And the fun doesn't stop with tax trainings. I also like seeing how clients fill in the box marked "marital status" on our benefits screening intake sheet. While the standard answers include single, divorced, separated etc., I've also seen
  • "In a relationship"
  • "None" and "Not"
  • And (my all-time favorite) "Good"

Tuesday, December 28, 2010

walk to work - the blizzard edition


Sunday: Mark and I caught what ended up being the last Chinatown bus leaving D.C. for New York. We left at 5pm and arrived in New York around 1am (a trip that normally takes 4 hours). I eventually stopped counting the number of accidents due to the heavy snow between Philly and the city. Once the bus was thoroughly stuck on a Manhattan side street, the driver allowed us out into the blizzard to find a train station. The subways were running, though with tons of delays and service changes, including the one that meant my train was no longer going to my stop. I got the pleasure of a 1/2 mile hike through what was then about 2 feet of still-falling snow, and arrived at my apartment at around 2:30am.

Monday: Snow day!

Tuesday: Since the train still wasn't stopping at my stop and I was more than a little curious to see what the rest of the neighborhood was like with all the snow, I walked the 2 miles to work this morning.

At least you can see these cars...many were completely buried.

Pile of snow about as tall as I am.

One of the better-shoveled sidewalks.

Right through the middle of this picture, there is a road. I promise.

Yes, the path goes right over the park benches.

Somehow I managed to live four years in Chicago without ever experiencing anything like this.

And here I thought there weren't any adventures to be had in the USA.

Monday, December 20, 2010

solstice

Every year my church in Chicago has a Longest Night service, a "gathering for healing and remembrance", a time of marking and honoring losses during the year, held on an evening close to the winter solstice. I was never able to go, but I often think of what that service would be like, what I would want that service to be.

In my experience of church life there's always been lots of ritual space for joy and worship and a little bit for repentance and even every now and then the implication that it was okay to be angry at God (for a little while). But no space for grief, no space for people to gather with their accumulation of painful stories and sit with them together.

I noticed this absence first when family members of a high school friend were murdered, and felt it again the following year as I watched the violence in my hometown and across Kenya from cold, distant, Wheaton. I came back from Cambodia with sadness that I could never quite separate from my physical sickness. Accordingly, I found that the only prayer that made sense involved my body, in yoga. All of these sadnesses had their private place, but I longed - and long - for something shared.

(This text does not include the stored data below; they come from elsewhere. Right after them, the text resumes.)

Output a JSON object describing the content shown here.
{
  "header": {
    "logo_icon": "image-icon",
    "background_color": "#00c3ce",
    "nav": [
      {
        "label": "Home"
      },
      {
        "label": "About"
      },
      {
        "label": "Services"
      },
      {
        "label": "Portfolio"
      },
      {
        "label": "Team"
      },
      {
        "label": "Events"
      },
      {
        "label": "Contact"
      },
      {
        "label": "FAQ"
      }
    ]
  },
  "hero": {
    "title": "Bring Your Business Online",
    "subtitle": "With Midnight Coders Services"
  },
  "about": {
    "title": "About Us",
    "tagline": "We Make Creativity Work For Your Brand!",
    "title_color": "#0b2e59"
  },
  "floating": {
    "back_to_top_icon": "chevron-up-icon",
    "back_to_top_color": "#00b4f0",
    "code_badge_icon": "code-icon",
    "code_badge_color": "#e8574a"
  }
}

On the longest night this year, my mind wanders among the stories I've heard from my clients in the last few months. There are a few that shocked me enough that I can remember specifics, but perhaps even worse are the painful situations so common I can assume them of everyone who sits down by my desk. I've found a lot of comfort in the past couple of weeks reading Breathing Space, the spiritual memoir of a Lutheran minister named Heidi Neumark in the South Bronx. She describes a women's Bible study saying:
I told them about the mother who stopped traffic to wash her son's blood off the street. The Bible study itself is a time to stop the traffic rushing through our days and honor what is sacred to our hearts...two hours that say, "Our grief is not just something to get over. Our grief is holy ground."
I long to hear that and see that in church more often.

Our grief is not just something to get over. Our grief is holy ground.

Sunday, December 12, 2010

(not) busy

This Advent I've been reading Richard Rohr's Preparing for Christmas: Daily meditations for Advent. Saturday's reflection included the following:
It seems that we tend to think that more is better...busyness is actually a status symbol for us! It is strange that when people have so much, they are so anxious about not having enough - to do, to see, to own, to fix, to control, to change.
Every time I move to a new place I'm especially aware of my craving for busyness. In the initial days, weeks, months of getting settled into a new job and a new "family", of finding a new community, I find myself angling to be needed, anxious to be useful, to be somehow in demand. Free time can feel stifling and threatening rather than restful.

Realizing this week that I was actually a bit envious of everyone I know who is in the middle of finals was a particular wake up call. My nostalgia wasn't focused on the intellectual challenge and sense of accomplishment (though I do miss those things), but on the sense of having very important demands (or at least what I thought were very important demands) on all of my time. I realize how ridiculous that must sound to anyone who's currently living on too little sleep and too much caffeine while scrambling to get papers and exams done, but there it is.

I find myself needing the words of Isaiah: "...in quietness and trust is your strength".

Monday, December 6, 2010

food stamps IV

So, where we last left my food stamps case my confused caseworker had called the wrong person to check up on my salary and decided that I was ineligible. I convinced him to talk to my AmeriCorps supervisor, and apparently the fact that she used "director" in her job title did the trick. I called him again the following day (so this is somewhere around Nov. 20) and he said I had been approved, but reminded me that the HRA (Human Resources Administration) had a full 30 days to formally respond to my application. Accordingly, my award letter didn't come until the 30th day, with my benefit card and PIN arriving days after that.

But it did come, and given the stories I hear every week about ineptitude and downright obstructionist behavior in that office, I don't take the relative ease of my application process for granted.

Now to get used to pulling out that light blue card when I shop for groceries. At the market on Sunday, showing up at the produce stand with the market's EBT dollars prompted the vendor to tell me how angry it made him that "other people" ("not you, of course - you look like you work your ass off") were using his tax dollars to buy food while wearing expensive North Face jackets and genuine Yankees jerseys.

Oh, where to begin with that one...

But, on a more positive note, since my previous food stamps post lamenting the lack of conversation between the foodie and anti-hunger movements I've come across two quality recent examples to the contrary: Divided We Eat, an article by Newsweek's Lisa Miller on food and class in the US., and an interview with anti-hunger advocate Joel Berg in the very foodie Edible Brooklyn.